Objective ABA is a key hormone for drought stress in plants. This study aimed to explore the key functional genes and related pathways for ABA-mediated dehydrated response of Salix matsudana for breeding superior drought-resistant varieties through molecular design breeding.

Method In this study, we investigated the differential response of xylem transcriptome of S. matsudana branches dehydrated to varied water potentials after being soaked in the sodium tungstate (ABA synthesis inhibitor) solution by transcriptome sequencing, using S. matsudana isolated branches as materials.

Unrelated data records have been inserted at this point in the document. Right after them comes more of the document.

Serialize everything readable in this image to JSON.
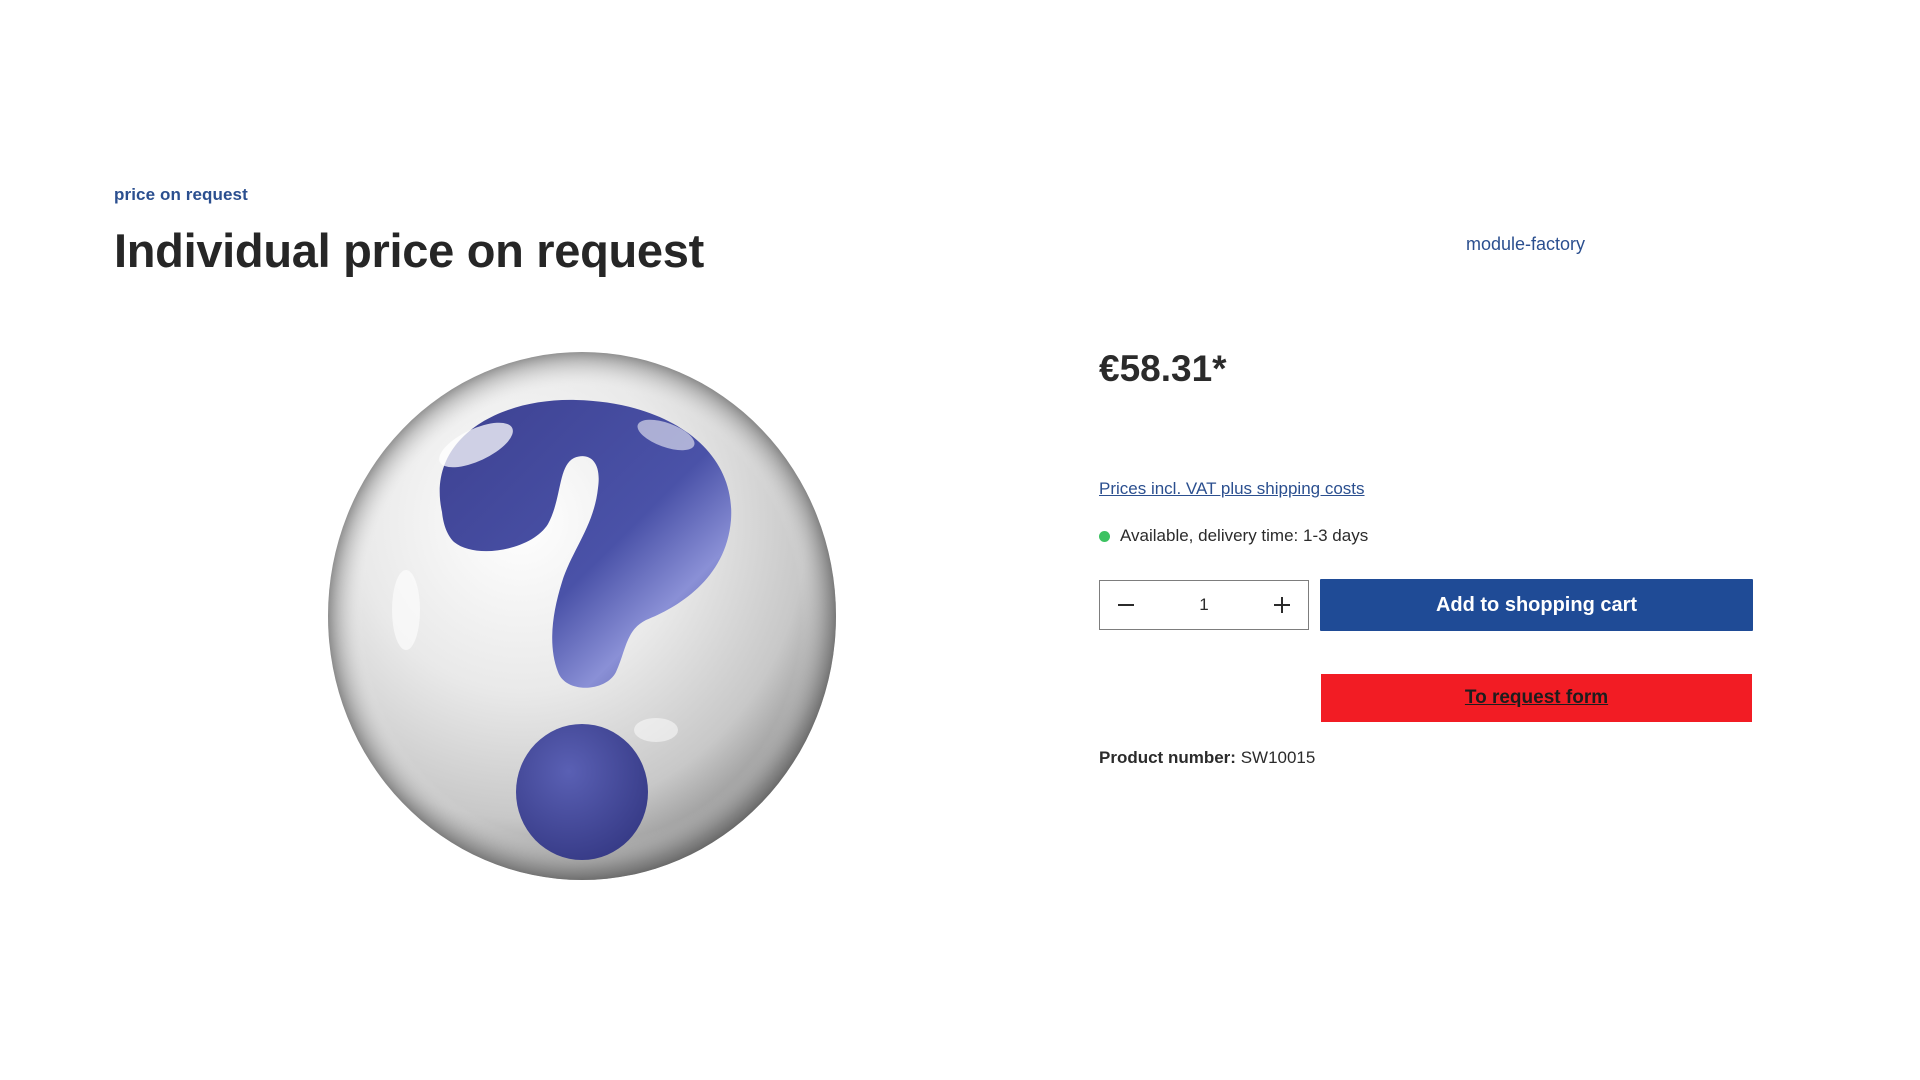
{
  "product": {
    "manufacturer_link": "price on request",
    "title": "Individual price on request",
    "vendor": "module-factory",
    "price": "€58.31*",
    "vat_note": "Prices incl. VAT plus shipping costs",
    "availability": "Available, delivery time: 1-3 days",
    "product_number_label": "Product number:",
    "product_number_value": "SW10015"
  },
  "buy_box": {
    "quantity": "1",
    "add_to_cart_label": "Add to shopping cart",
    "request_form_label": "To request form"
  },
  "colors": {
    "primary": "#1f4b96",
    "request_button": "#f21c24",
    "link": "#2b4f8f",
    "available_dot": "#3cc261"
  },
  "icons": {
    "decrease": "minus-icon",
    "increase": "plus-icon",
    "availability": "status-dot-icon"
  }
}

Result (1) There were 5 672 significantly different genes between the deionized water-soaked S. matsudana non-dehydrated branches and those dehydrated to P₅₀ water potential branches, and 5 033 significantly different genes between the sodium tungstate solution-soaked branches and deionized water-soaked dehydrated to P₅₀ water potential branches. (2) Plant hormone signal transduction, carotenoid biosynthesis and starch and sucrose metabolism pathways were key pathways in the dehydrated response of S. matsudana branches after being soaked in the sodium tungstate solution. (3) Soaking Salix matsudana in deionized water until P50 water potential resulted in significantly increased expression levels of PP2C family genes (P2C03, P2C51), ABA receptor regulatory component genes (PYL8), and ABA response element binding protein genes (AI5L5) in the plant hormone signaling pathway compared with non dehydrated branches. In the biosynthesis pathway of carotenoids, the expression levels of carotenoid isomerase gene (CRTSO) and abscisic aldehyde oxidase gene 3 (ALDO3) were significantly upregulated. In the starch and sucrose metabolism pathways, the expression levels of glycosyl hydrolase family genes (INVA, E133), α - amylase like 3 gene (AMY3), trehalose phosphatase gene (TPS5), sucrose phosphate synthase 1 gene (SPSA1), etc. were significantly upregulated, while the expression level of starch synthase gene (SSY1) was significantly downregulated. The related genes were opposite expressed in the dehydrated branches of S. matsudana after being soaked in the sodium tungstate solution.

Conclusion In this study, the drought stress-related pathways and the important functional genes of S. matsudana are explored, which provides the research basis for revealing drought stress response of S. matsudana.